Diesen Urteilszitaten ist wohl nichts mehr hinzuzufügen.

Exkurs: An dieser Stelle sei versichert, dass sämtliche als Zitat gekennzeichnet Passagen auch tatsächlich aus dem Urteil stammen. Wer dies nicht glaubt, kann sich unter http://openjur.de/u/676085.html gerne davon überzeugen.

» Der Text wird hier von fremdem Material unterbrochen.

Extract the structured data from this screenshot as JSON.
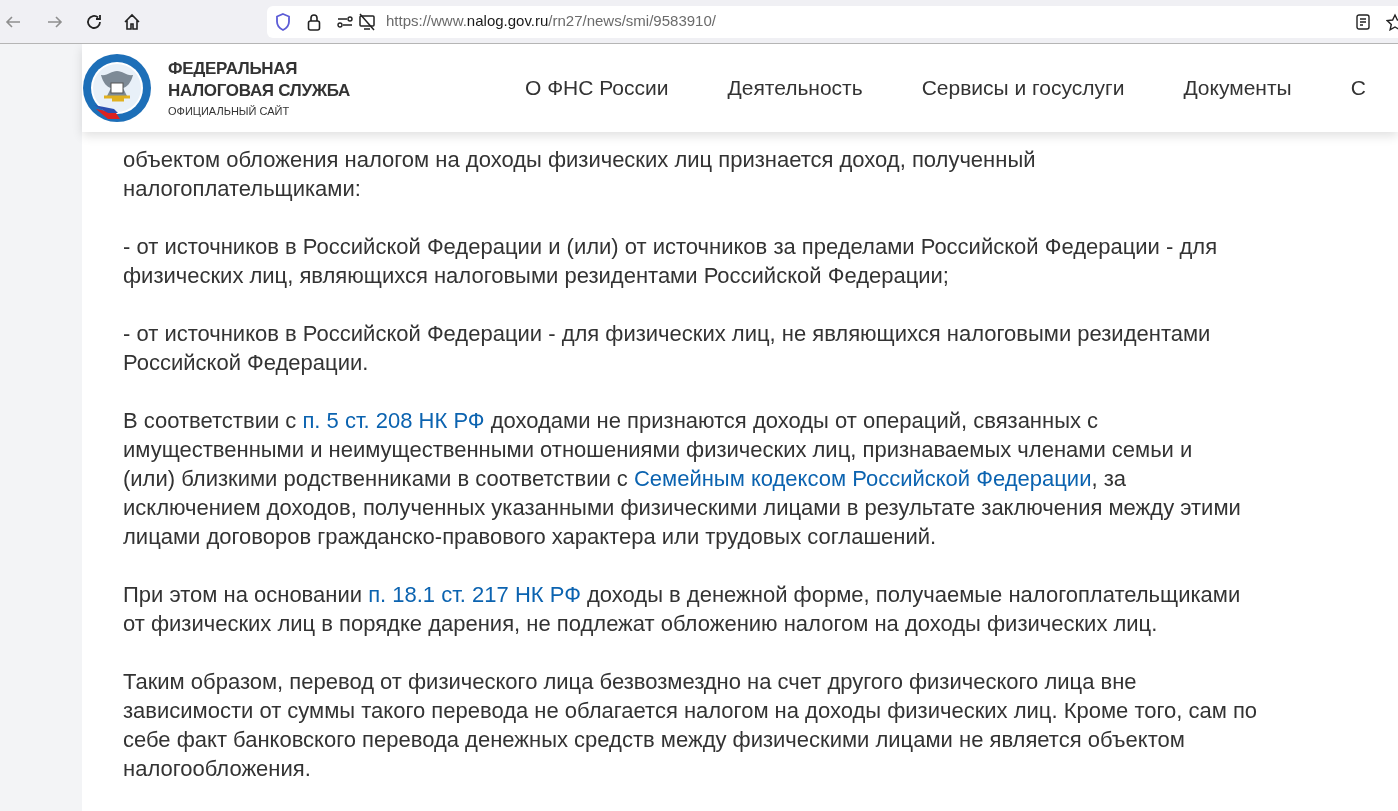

Tipp: Im Allgemeinen kann daher nur ein Fazit bleiben: Es ist zu erwarten, dass der Beruf des Lehrers in der Zukunft wieder deutlich beliebter werden wird. Der Grund: Man kann die nachfolgenden Generationen unterrichten, sie prägen und sieht immer wieder junge Menschen heranwachsen. Zudem darf man zu später Stunde bei allgemein gehobener Stimmung auf Bierbänken in Bierzelten zur dargebotenen Livemusik tanzen und einen eventuell erlittenen Unfall von der Steuer absetzen. Nicht geklärt ist indes, ob die konsumierten Getränke ebenfalls im Rahmen einer Bewirtungsquittung steuermindernd als Werbungskosten angesetzt werden können. Wahrscheinlich wäre dies aber zu viel des Guten.